There are two types of blocking. Record-level blocking has to do with two transactions accessing the same record. You have isolation modes in JE to control this. As you say, with LockMode.READ_UNCOMMITTED there is no record-level blocking. With other lock modes, record locks may be held for the duration of a transaction.
The contention I was referring to earlier is Btree node latching, which is not record-level blocking. When a Btree child node is not present in the cache and must be fetched (to do a read or write), its parent node is latched exclusively while fetching the child from the file system and placing a reference to the child in its parent slot.
In the worst theoretical case, imagine that the root node is the only node resident in the cache (if you were able to set the cache that small, which you're not). Every time you do a read or write, that node will be latched exclusively in order to fetch its child node (and so on) in order to finally fetch the leaf node and perform the operation. This would serialize all access to the Btree.
In what we hope to be the common case, all internal nodes (or those in the hot areas) are in cache. When doing a read, shared latching is used to traverse down to the BIN (bottom internal node). The BIN is latched exclusively in order to fetch the LN, but all parent nodes (above the BIN) were latched shared.
So there is normally little contention, although some have reported contention on the BIN if many threads access records in the same BIN, because the BIN is latched exclusively.
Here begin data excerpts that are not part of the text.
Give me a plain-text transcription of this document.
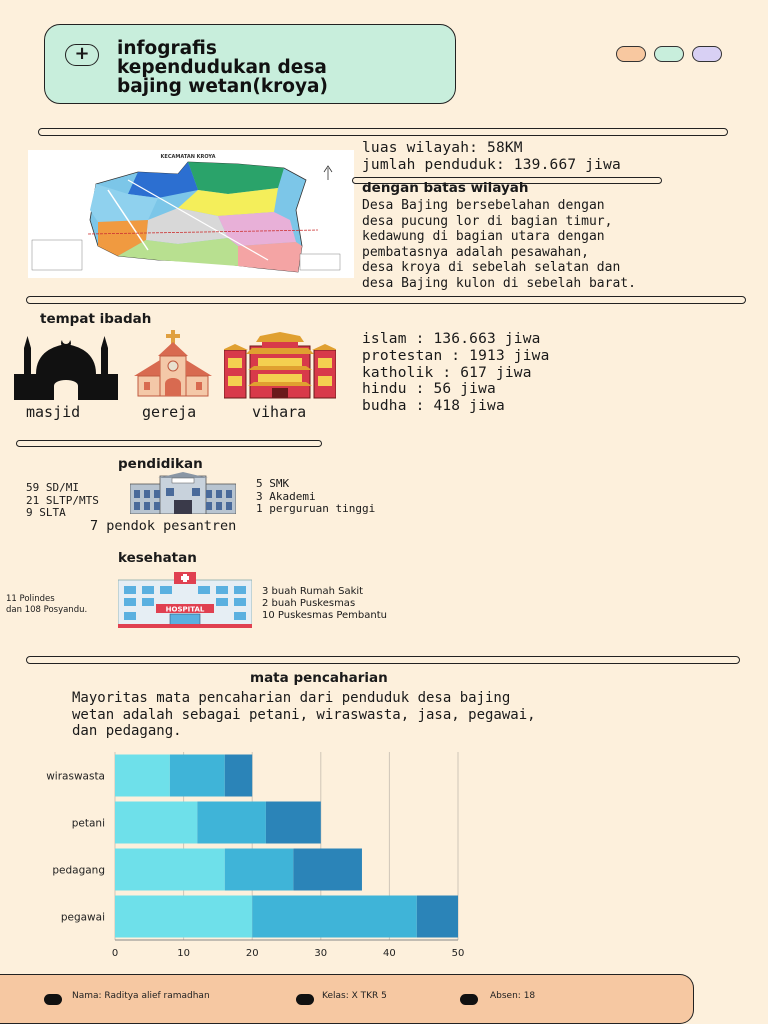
+	infografis
kependudukan desa
bajing wetan(kroya)
KECAMATAN KROYA
luas wilayah: 58KM
jumlah penduduk: 139.667 jiwa
dengan batas wilayah
Desa Bajing bersebelahan dengan
desa pucung lor di bagian timur,
kedawung di bagian utara dengan
pembatasnya adalah pesawahan,
desa kroya di sebelah selatan dan
desa Bajing kulon di sebelah barat.
tempat ibadah
masjid	gereja	vihara
islam : 136.663 jiwa
protestan : 1913 jiwa
katholik : 617 jiwa
hindu : 56 jiwa
budha : 418 jiwa
pendidikan
59 SD/MI
21 SLTP/MTS
9 SLTA
5 SMK
3 Akademi
1 perguruan tinggi
7 pendok pesantren
kesehatan
11 Polindes
dan 108 Posyandu.	HOSPITAL
3 buah Rumah Sakit
2 buah Puskesmas
10 Puskesmas Pembantu
mata pencaharian
Mayoritas mata pencaharian dari penduduk desa bajing
wetan adalah sebagai petani, wiraswasta, jasa, pegawai,
dan pedagang.
wiraswasta
petani
pedagang
pegawai
0	10	20	30	40	50
Nama: Raditya alief ramadhan	Kelas: X TKR 5	Absen: 18
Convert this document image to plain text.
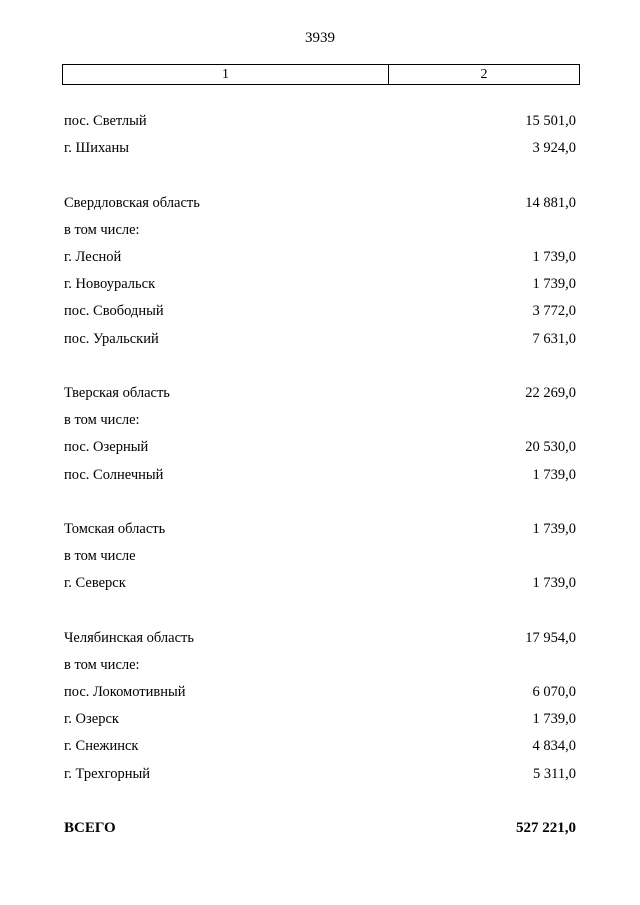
3939
1	2
пос. Светлый	15 501,0
г. Шиханы	3 924,0
Свердловская область	14 881,0
в том числе:
г. Лесной	1 739,0
г. Новоуральск	1 739,0
пос. Свободный	3 772,0
пос. Уральский	7 631,0
Тверская область	22 269,0
в том числе:
пос. Озерный	20 530,0
пос. Солнечный	1 739,0
Томская область	1 739,0
в том числе
г. Северск	1 739,0
Челябинская область	17 954,0
в том числе:
пос. Локомотивный	6 070,0
г. Озерск	1 739,0
г. Снежинск	4 834,0
г. Трехгорный	5 311,0
ВСЕГО	527 221,0
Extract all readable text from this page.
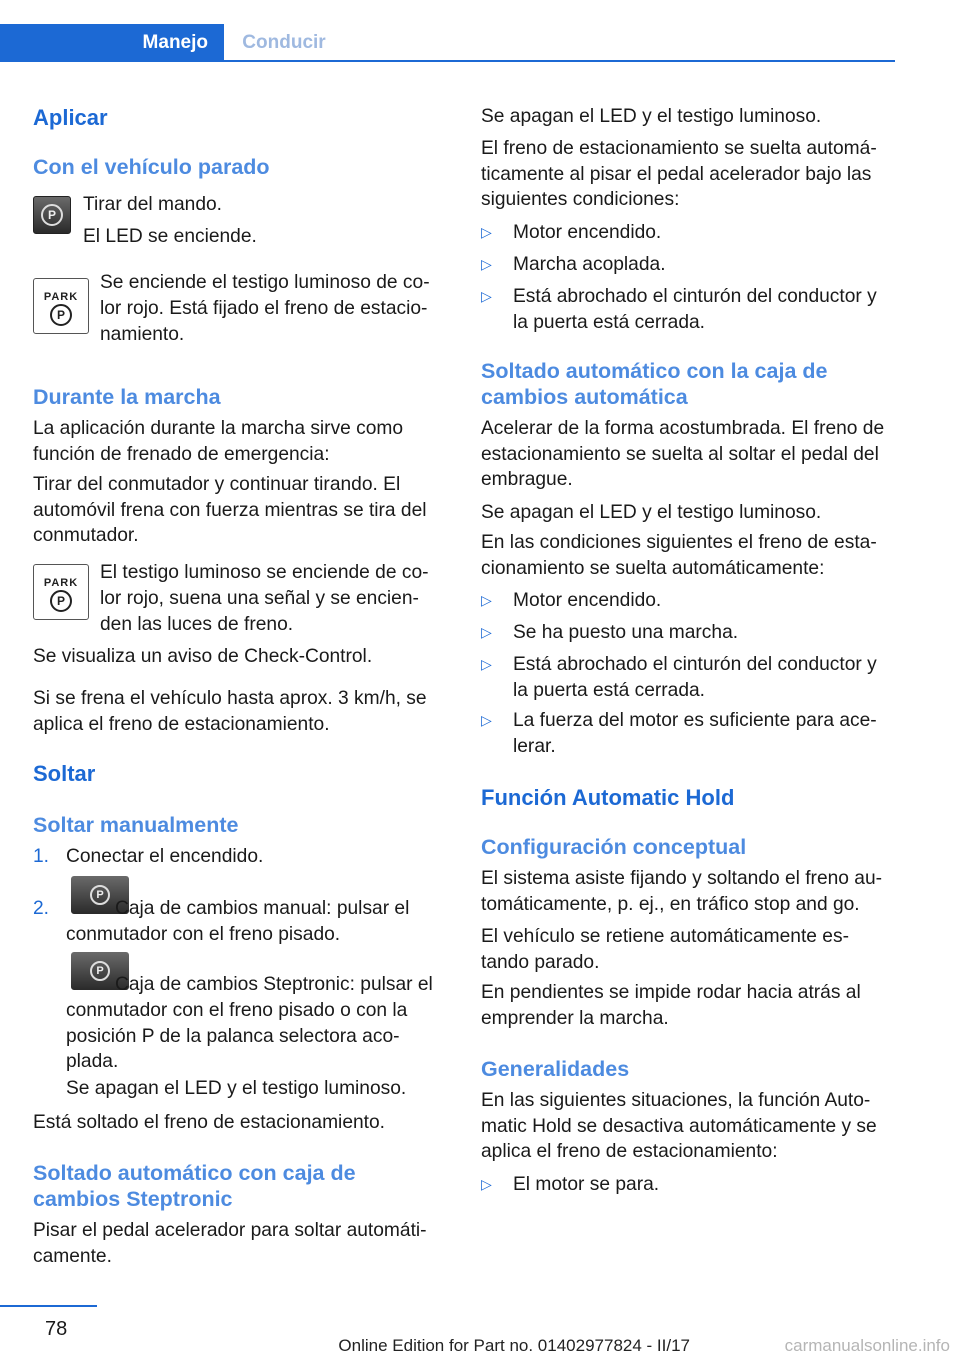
Manejo	Conducir
Aplicar
Con el vehículo parado
P	Tirar del mando.

El LED se enciende.

PARK
P

Se enciende el testigo luminoso de co‐

lor rojo. Está fijado el freno de estacio‐

namiento.

Durante la marcha

La aplicación durante la marcha sirve como función de frenado de emergencia:

Tirar del conmutador y continuar tirando. El automóvil frena con fuerza mientras se tira del conmutador.

PARK
P

El testigo luminoso se enciende de co‐

lor rojo, suena una señal y se encien‐

den las luces de freno.

Se visualiza un aviso de Check-Control.

Si se frena el vehículo hasta aprox. 3 km/h, se aplica el freno de estacionamiento.

Soltar
Soltar manualmente
1. Conectar el encendido.
2.
P
Caja de cambios manual: pulsar el
conmutador con el freno pisado.
P
Caja de cambios Steptronic: pulsar el
conmutador con el freno pisado o con la posición P de la palanca selectora aco‐ plada.

Se apagan el LED y el testigo luminoso.

Está soltado el freno de estacionamiento.

Soltado automático con caja de cambios Steptronic

Pisar el pedal acelerador para soltar automáti‐ camente.

Se apagan el LED y el testigo luminoso.

El freno de estacionamiento se suelta automá‐ ticamente al pisar el pedal acelerador bajo las siguientes condiciones:

▷ Motor encendido.
▷ Marcha acoplada.
▷ Está abrochado el cinturón del conductor y la puerta está cerrada.
Soltado automático con la caja de cambios automática

Acelerar de la forma acostumbrada. El freno de estacionamiento se suelta al soltar el pedal del embrague.

Se apagan el LED y el testigo luminoso.

En las condiciones siguientes el freno de esta‐ cionamiento se suelta automáticamente:

▷ Motor encendido.
▷ Se ha puesto una marcha.
▷ Está abrochado el cinturón del conductor y la puerta está cerrada.
▷ La fuerza del motor es suficiente para ace‐ lerar.
Función Automatic Hold
Configuración conceptual

El sistema asiste fijando y soltando el freno au‐ tomáticamente, p. ej., en tráfico stop and go.

El vehículo se retiene automáticamente es‐ tando parado.

En pendientes se impide rodar hacia atrás al emprender la marcha.

Generalidades

En las siguientes situaciones, la función Auto‐ matic Hold se desactiva automáticamente y se aplica el freno de estacionamiento:

▷ El motor se para.
78
Online Edition for Part no. 01402977824 - II/17	carmanualsonline.info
There are 128 entries per node by default and you can configure this with EnvironmentConfig.NODE_MAX_ENTRIES or DatabaseConfig.setNodeMaxEntries.
Also note that latch coupling is used. When traversing down the tree from the root, after getting (and possibly fetching) the child node, and after latching it, the parent latch is released. Also, latches are never held in between operations (all latches are released before any API call returns) or internally while waiting for a record lock.
Edited by: greybird on Mar 23, 2012 10:49 AM
Ah I see.. Would like to learn more about this. Is the architecture white paper (from sept 2006) still relevant to understand the latching and general flow of operations?
Thanks a lot mark. your help is greatly appreciated.
The basic latching approach hasn't changed since then, but I'm sure many details have changed. Feel free to ask specific questions.